Quill couldn’t think of any Pennsylvania Dutch words they still used other than Mamm and Daed. But from the time he and his brothers had learned to speak, they had called their parents by those names and pr
obably always would.
“Maybe some of the other Amish will step up,” Erastus suggested.
But Quill knew better. The Amish usually looked after their own, but none in the community were quite sure about Mamm. When Quill’s parents first married, they left Indiana and moved to Summer Grove, Pennsylvania, where they had no relatives. Then they had five sons. Once grown, four of them left, one by one, over a twelve-year period. Not out of rebellion against their parents or God but because of an unwillingness to conform to the Ordnung. Their Daed was faithful to the Amish beliefs, but he was also an analytical, independent thinker who taught them well.
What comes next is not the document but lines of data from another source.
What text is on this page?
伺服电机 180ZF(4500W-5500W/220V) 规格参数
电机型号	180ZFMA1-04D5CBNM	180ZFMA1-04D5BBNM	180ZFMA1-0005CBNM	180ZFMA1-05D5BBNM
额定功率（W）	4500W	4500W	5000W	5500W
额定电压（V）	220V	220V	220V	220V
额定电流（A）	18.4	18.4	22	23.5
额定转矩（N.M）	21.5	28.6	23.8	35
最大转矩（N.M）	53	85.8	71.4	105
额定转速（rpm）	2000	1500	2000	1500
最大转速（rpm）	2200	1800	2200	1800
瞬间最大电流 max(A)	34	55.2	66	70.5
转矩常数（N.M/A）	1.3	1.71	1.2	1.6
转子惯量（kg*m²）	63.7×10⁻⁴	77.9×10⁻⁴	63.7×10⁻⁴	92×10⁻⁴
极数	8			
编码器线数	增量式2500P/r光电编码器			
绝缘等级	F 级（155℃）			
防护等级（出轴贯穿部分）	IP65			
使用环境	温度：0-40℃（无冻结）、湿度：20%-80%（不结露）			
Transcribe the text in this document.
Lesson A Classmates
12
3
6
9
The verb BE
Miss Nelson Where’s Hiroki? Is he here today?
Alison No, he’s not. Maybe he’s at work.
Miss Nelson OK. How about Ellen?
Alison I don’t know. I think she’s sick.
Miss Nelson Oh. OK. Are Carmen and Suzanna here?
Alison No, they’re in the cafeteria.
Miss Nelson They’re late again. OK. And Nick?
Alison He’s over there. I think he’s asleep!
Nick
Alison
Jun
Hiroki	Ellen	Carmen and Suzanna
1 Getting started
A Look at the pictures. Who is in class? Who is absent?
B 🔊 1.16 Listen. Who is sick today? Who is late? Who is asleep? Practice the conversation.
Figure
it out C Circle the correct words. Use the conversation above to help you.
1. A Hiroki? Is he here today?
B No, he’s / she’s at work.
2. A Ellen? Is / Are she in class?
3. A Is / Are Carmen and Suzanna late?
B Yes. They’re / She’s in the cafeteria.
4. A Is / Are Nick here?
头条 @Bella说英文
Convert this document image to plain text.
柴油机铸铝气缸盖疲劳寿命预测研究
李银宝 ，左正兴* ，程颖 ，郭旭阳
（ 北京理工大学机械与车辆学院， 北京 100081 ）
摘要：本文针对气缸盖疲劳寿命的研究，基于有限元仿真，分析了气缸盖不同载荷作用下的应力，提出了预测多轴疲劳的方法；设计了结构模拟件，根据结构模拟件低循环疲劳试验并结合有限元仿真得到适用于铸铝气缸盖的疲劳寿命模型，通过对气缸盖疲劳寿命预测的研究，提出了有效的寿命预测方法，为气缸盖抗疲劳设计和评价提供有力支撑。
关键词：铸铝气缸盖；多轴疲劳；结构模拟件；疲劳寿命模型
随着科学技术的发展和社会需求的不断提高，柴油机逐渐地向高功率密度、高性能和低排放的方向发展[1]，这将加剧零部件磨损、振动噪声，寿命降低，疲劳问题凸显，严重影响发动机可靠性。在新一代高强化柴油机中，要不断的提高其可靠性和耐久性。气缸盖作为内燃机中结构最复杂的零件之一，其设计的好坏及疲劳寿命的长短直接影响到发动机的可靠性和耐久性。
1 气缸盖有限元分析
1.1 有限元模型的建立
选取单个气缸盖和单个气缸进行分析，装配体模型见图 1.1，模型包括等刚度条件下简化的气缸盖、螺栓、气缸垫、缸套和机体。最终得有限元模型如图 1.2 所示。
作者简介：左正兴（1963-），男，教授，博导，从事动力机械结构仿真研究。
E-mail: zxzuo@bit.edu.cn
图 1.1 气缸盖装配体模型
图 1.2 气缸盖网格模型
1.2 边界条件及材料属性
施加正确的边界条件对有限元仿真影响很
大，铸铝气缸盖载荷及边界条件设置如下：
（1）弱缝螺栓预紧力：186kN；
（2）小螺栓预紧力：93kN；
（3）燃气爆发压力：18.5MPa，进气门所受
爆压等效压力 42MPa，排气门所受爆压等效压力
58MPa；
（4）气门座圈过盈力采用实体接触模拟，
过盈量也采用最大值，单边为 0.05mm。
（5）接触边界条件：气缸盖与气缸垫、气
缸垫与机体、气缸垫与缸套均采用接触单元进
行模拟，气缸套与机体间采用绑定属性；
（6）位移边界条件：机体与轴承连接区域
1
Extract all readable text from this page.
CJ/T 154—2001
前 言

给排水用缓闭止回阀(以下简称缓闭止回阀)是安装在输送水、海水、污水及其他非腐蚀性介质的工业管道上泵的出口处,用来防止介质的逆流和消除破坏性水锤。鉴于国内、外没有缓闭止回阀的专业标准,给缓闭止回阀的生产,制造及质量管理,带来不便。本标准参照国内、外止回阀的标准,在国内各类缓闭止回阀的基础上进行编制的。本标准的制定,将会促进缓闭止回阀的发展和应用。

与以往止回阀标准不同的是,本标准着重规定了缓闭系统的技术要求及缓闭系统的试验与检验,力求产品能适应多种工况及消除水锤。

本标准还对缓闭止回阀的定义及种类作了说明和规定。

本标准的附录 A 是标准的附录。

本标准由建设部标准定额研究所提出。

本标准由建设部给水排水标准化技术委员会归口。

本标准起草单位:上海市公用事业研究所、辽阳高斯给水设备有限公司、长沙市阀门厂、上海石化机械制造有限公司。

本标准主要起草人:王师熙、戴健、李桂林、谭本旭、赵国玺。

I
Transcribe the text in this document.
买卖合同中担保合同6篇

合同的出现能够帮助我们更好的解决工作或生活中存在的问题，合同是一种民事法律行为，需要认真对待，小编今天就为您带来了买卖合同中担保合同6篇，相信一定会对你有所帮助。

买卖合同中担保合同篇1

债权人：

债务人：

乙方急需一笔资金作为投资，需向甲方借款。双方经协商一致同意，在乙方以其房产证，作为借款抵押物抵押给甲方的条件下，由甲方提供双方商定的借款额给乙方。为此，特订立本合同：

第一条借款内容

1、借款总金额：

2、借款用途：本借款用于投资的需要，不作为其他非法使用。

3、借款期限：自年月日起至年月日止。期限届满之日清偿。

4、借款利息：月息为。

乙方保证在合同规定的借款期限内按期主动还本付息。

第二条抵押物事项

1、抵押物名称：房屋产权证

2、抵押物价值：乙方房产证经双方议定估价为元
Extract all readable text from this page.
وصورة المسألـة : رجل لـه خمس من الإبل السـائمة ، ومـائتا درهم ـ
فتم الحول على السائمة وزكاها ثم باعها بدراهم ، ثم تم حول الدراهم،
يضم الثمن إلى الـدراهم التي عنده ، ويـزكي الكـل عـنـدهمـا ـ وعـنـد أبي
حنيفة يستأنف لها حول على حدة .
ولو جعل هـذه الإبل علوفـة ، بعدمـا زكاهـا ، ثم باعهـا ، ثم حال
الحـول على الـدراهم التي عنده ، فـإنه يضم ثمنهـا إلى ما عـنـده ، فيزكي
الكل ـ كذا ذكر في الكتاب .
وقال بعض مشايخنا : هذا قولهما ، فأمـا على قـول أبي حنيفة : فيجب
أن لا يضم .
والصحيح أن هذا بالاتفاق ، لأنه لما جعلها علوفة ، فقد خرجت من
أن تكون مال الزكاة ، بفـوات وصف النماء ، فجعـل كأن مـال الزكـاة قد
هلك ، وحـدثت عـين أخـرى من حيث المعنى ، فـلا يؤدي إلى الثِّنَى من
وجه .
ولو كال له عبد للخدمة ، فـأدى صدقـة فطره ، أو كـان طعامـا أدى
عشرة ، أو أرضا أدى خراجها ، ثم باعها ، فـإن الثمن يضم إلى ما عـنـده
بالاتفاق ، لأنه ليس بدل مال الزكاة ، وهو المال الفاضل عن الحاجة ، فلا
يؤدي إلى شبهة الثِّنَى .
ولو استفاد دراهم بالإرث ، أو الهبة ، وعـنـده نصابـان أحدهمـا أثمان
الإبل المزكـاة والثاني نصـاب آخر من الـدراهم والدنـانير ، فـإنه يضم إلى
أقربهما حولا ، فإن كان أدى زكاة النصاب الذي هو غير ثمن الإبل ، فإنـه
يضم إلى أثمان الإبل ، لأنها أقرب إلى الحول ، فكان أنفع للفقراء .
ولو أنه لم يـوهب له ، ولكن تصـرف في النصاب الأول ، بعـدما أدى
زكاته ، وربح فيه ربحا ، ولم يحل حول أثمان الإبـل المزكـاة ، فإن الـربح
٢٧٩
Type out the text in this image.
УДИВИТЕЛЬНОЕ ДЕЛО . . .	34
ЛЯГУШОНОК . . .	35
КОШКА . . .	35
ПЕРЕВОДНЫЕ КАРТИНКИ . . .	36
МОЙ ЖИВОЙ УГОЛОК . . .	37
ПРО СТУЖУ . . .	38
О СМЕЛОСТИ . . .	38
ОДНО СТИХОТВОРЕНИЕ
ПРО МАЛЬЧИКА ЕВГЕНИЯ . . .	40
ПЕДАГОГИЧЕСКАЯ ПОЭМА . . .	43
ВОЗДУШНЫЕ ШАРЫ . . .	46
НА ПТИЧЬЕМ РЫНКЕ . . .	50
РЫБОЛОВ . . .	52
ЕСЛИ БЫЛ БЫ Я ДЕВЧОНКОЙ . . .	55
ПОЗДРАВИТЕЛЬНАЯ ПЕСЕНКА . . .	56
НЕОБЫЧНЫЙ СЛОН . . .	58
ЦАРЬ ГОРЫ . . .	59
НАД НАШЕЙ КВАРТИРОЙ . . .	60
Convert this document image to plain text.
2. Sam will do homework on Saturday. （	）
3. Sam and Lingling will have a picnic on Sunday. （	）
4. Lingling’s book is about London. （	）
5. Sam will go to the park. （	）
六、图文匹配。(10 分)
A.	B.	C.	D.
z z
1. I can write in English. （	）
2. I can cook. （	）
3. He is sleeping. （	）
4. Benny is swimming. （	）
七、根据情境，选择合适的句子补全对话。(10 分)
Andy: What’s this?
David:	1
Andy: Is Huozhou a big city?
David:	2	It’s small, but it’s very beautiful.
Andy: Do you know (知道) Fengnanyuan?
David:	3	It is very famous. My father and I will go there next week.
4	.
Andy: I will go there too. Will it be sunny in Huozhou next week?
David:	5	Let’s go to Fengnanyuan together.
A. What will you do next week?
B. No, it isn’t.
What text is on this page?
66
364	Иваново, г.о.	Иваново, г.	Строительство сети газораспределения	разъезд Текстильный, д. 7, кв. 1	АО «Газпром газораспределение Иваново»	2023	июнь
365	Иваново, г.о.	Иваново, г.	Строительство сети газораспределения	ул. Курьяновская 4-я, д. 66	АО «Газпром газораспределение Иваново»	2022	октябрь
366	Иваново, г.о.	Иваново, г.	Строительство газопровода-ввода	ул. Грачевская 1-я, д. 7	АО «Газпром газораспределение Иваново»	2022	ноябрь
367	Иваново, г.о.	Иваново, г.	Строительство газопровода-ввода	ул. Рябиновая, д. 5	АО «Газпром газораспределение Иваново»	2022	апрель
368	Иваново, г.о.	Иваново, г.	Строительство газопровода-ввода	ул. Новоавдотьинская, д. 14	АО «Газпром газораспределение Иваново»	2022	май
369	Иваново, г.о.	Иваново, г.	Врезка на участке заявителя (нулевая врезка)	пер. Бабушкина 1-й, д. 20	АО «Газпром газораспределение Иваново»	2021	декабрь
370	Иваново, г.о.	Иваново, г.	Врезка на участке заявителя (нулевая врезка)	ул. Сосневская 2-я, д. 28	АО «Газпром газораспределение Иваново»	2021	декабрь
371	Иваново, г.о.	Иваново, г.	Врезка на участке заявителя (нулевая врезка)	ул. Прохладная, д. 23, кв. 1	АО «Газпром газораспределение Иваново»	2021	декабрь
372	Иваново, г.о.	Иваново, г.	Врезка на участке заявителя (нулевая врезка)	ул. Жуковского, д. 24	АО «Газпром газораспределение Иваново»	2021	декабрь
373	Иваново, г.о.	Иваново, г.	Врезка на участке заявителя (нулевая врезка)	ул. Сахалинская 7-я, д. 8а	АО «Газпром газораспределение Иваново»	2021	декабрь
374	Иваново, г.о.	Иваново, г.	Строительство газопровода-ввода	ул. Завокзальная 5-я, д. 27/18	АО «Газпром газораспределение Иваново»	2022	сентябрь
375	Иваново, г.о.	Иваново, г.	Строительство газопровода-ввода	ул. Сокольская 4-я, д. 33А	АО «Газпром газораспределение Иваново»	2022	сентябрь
He believed that staying was the right thing for Mamm and him, and his goal was to bring some reform to the Old Ways, where shunning scarred a person’s reputation for life and yet did nothing to stop an abusive alcoholic or a mentally unstable head of a household.
When Quill was eighteen, his Daed died of a heart attack while trying to get justice for Frieda. Quill hadn’t understood all the circumstances that led to Frieda’s leaving Ohio and moving in with them two years prior, but he learned about them soon after his Daed passed. When there was no justice or protection for her, Quill knew he had to finish what his Daed had begun. So at twenty years old, he disappeared with Frieda, making everyone in the community, including Ariana, believe he’d run off with her to get married. The community would let her go if she was married, but if she wasn’t, they would hunt for her and try to force her to return.
Poor Mamm was caught in the middle. Her husband and sons were gone, and the community treated her as if she were contagious, as if she could infect them with her tragedies. When several offspring leave over time, the church leaders become stricter with the ones who remain. The greater supervision isn’t to punish them but to make sure the children of other family members understand the hardships facing both sides—those who stay and those who leave.